Que sinistro clarão expele as sombras
Das ruas tortuosas, mal calçadas,
E alumia os grosseiros edifícios
Da cidade vetusta? Que luzeiros
Agitam-se nas trevas, numerosos,
Como as chamas fugazes que tremulam
Nos campos de batalha, às horas mortas,
Quando o gélido orvalho se pendura
Das tendas dos guerreiros? Que rumores,
Que vociferações ímpias e feras,
Turbam a quietação das ermas praças,
Derramando o pavor pelas moradas
Do miserando povo? — O que procuram
Esses vultos incertos, macilentos,
Armados de bastões e de alabardas?
Onde vão esses rudes quadrilheiros,
Cujas lanças delgadas e lustrosas
Relampejam nas trevas? — Bravo e forte,
Nos horrores do crime endurecido
Deve de ser o malfeitor que arrastam
Aos tribunais supremos. — Cautelosos,
Convém cercar o monstro, que não fuja,
Zeladores sublimes da justiça!...
Oh! divino Jesus!
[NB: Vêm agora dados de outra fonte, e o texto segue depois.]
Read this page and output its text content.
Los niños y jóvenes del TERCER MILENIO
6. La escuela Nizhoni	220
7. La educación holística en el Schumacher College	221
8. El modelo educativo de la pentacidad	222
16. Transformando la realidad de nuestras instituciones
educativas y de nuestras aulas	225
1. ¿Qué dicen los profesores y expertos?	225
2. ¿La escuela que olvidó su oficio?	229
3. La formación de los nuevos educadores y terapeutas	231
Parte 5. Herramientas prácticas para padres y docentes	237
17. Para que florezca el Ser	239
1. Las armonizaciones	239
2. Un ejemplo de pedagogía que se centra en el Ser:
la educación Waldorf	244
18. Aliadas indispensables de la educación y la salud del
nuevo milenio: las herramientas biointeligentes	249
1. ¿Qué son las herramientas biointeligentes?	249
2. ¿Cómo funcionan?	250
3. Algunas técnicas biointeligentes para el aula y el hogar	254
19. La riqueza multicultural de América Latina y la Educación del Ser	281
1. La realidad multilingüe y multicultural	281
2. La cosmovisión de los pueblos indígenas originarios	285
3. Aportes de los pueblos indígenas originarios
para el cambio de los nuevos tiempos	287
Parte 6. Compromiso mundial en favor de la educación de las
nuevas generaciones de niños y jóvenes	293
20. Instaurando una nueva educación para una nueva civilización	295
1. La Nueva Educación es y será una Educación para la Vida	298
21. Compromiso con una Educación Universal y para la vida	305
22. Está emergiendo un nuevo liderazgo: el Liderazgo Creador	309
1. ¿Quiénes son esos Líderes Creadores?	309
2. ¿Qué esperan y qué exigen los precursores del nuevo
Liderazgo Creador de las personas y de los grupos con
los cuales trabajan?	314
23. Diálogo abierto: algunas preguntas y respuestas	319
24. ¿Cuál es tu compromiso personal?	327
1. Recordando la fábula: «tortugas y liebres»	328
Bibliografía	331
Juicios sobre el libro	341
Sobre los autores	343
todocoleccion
Manso cordeiro!
Gênio da caridade e da doçura!
Luminar da inocência!... És tu que passas
Qual um facinoroso das montanhas,
Acusado de atrozes morticínios!
És tu, que triste e pálido caminhas,
Como um feroz jaguar das cordilheiras,
Que os homens do sertão levam cativo
Ás aldeias remotas! — Salve, Cristo!
Teu reinado começa neste mundo!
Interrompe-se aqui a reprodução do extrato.